Daire set his hand on her shoulder. Again. A wave of nausea moved through her that had nothing to do with Daire. Again she backed up. Hating herself for the weakness even while she retreated. “You need to stop touching me.”
“Okay.” He lifted both hands, palms out. “I’m sorry.”
She had to call her mother and find out if Roger ordered Ben’s abduction. Not the first time. She’d have to loop in Remy, Grant, and Daire. Otherwise they’d be looking for information Mei already had.
Mei scrubbed her hands down her face. “So you have a lead for us?”

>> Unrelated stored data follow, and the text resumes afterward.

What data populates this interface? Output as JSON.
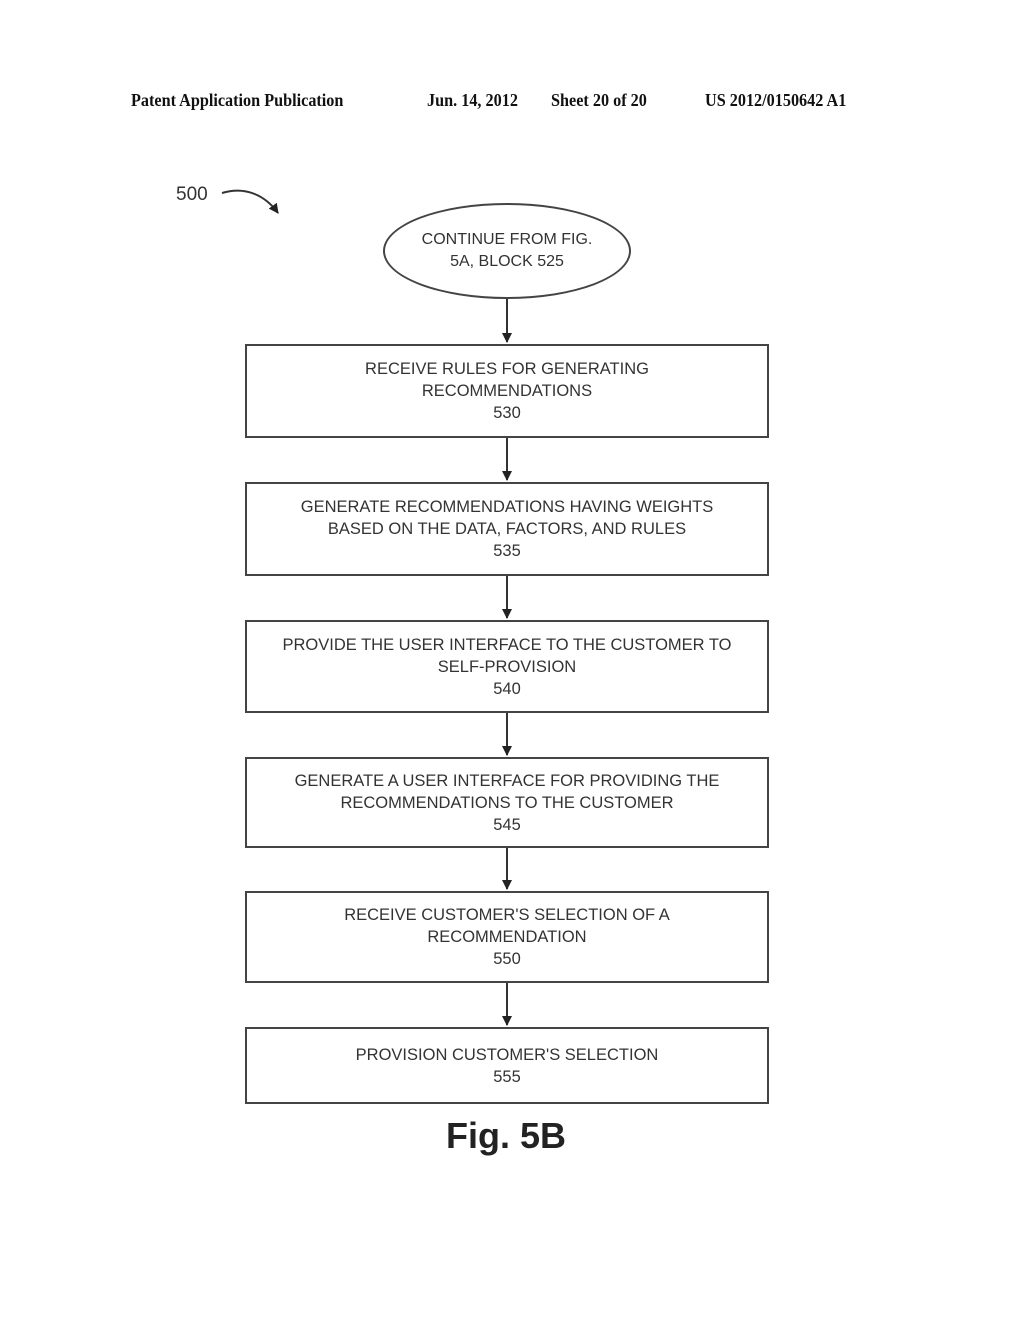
{
  "header": {
    "publication": "Patent Application Publication",
    "date": "Jun. 14, 2012",
    "sheet": "Sheet 20 of 20",
    "number": "US 2012/0150642 A1"
  },
  "diagram": {
    "reference_label": "500",
    "start": {
      "line1": "CONTINUE FROM FIG.",
      "line2": "5A, BLOCK 525"
    },
    "steps": [
      {
        "line1": "RECEIVE RULES FOR GENERATING",
        "line2": "RECOMMENDATIONS",
        "number": "530"
      },
      {
        "line1": "GENERATE RECOMMENDATIONS HAVING WEIGHTS",
        "line2": "BASED ON THE DATA, FACTORS, AND RULES",
        "number": "535"
      },
      {
        "line1": "PROVIDE THE USER INTERFACE TO THE CUSTOMER TO",
        "line2": "SELF-PROVISION",
        "number": "540"
      },
      {
        "line1": "GENERATE A USER INTERFACE FOR PROVIDING THE",
        "line2": "RECOMMENDATIONS TO THE CUSTOMER",
        "number": "545"
      },
      {
        "line1": "RECEIVE CUSTOMER'S SELECTION OF A",
        "line2": "RECOMMENDATION",
        "number": "550"
      },
      {
        "line1": "PROVISION CUSTOMER'S SELECTION",
        "line2": "",
        "number": "555"
      }
    ],
    "figure_label": "Fig. 5B"
  }
}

“We’ll get to that.” Remy swung her backpack off and unzipped it. She handed a new phone to each of them, then a bundle of bills secured by a rubber band. “The phones are clean. Unregistered. All of them are loaded. You’re good for a while before you have to buy more minutes. Did you ditch your old phones?”
It was part of the protocol on pineapple slush that they toss all electronic devices. Still, the question had to be asked. Mei nodded last. She looked at Dauntless, who laid down. He seemed completely at rest. His master was safe as far as he knew, he just wasn’t here. Meanwhile, Ben was—who knows where—probably being tortured. Dauntless didn’t know enough to realize he should be alert.
Mei shut her eyes. Heard the beep of machines, felt the prick of a needle in her arm. She’d been strapped down, unable to move. She could still feel the knife. Kidnapped, just like Ben.